There have been calls for the dissolution of JobBridge, following reports of 'abuse and exploitation' of the internship programme.

The JobBridge scheme was introduced in 2011, and offers interns 6 month or 9 month placements while allowing them to retain their social welfare entitlements. They are also paid an additional €52.50 a week.

The Sunday Business Post reports that some organisations and companies have used the programme dozens of times.

The papers says the HSE has used JobBridge 399 times since the programme was established five years ago, while the GAA has taken on 249 interns under the controversial scheme.

Other frequent users of the system include Teagasc (184 interns), UCD (also 184), Hewlett-Packard (176) and a number of county councils.

The paper stresses "that there is no implication of wrongdoing on behalf of any of these companies". However, it says that experts are calling for the scrapping of the programme based on the figures.

Fianna Fáil Spokesperson on Jobs, Enterprise & Employment Dara Calleary said JobBridge has been an "abusive, unfair scheme" for many young people.

“It is widely recognised that there is a role for unpaid internships which provide education and training for students as well as experience in the workplace.

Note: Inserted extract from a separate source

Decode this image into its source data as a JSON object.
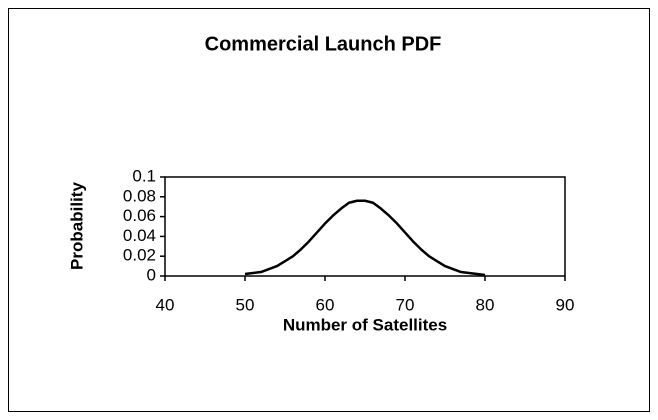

However, even in these cases we believe that there should be a four week limit on unpaid internships in order to discourage and guard against the potential exploitation of unpaid workers by employers," he suggested. 

In a statement, trade union IMPACT's deputy general secretary Kevin Callinan said, “many of those who welcomed the scheme in 2011 have been troubled by the recurring reports of abuse and exploitation, which have dogged its reputation and greatly undermined its many positive outcomes.

"While the scheme undoubtedly served a useful purpose when youth unemployment and emigration was rocketing at the height of the economic crash, it’s now time to move on,” he added.

Mr Callinan suggests that a more targeted approach to internships is required to help halt a culture where internships "are used to displace paid employment and drive down pay and working conditions".

IMPACT's Joe O'Connor says it is not just JobBridge which should be examined, arguing that there are other internships in the labour market that are "completely unregulated":

The Labour Party had committed to phasing out the JobBridge scheme if they were re-elected to government - but they have since ruled out participating in the next coalition.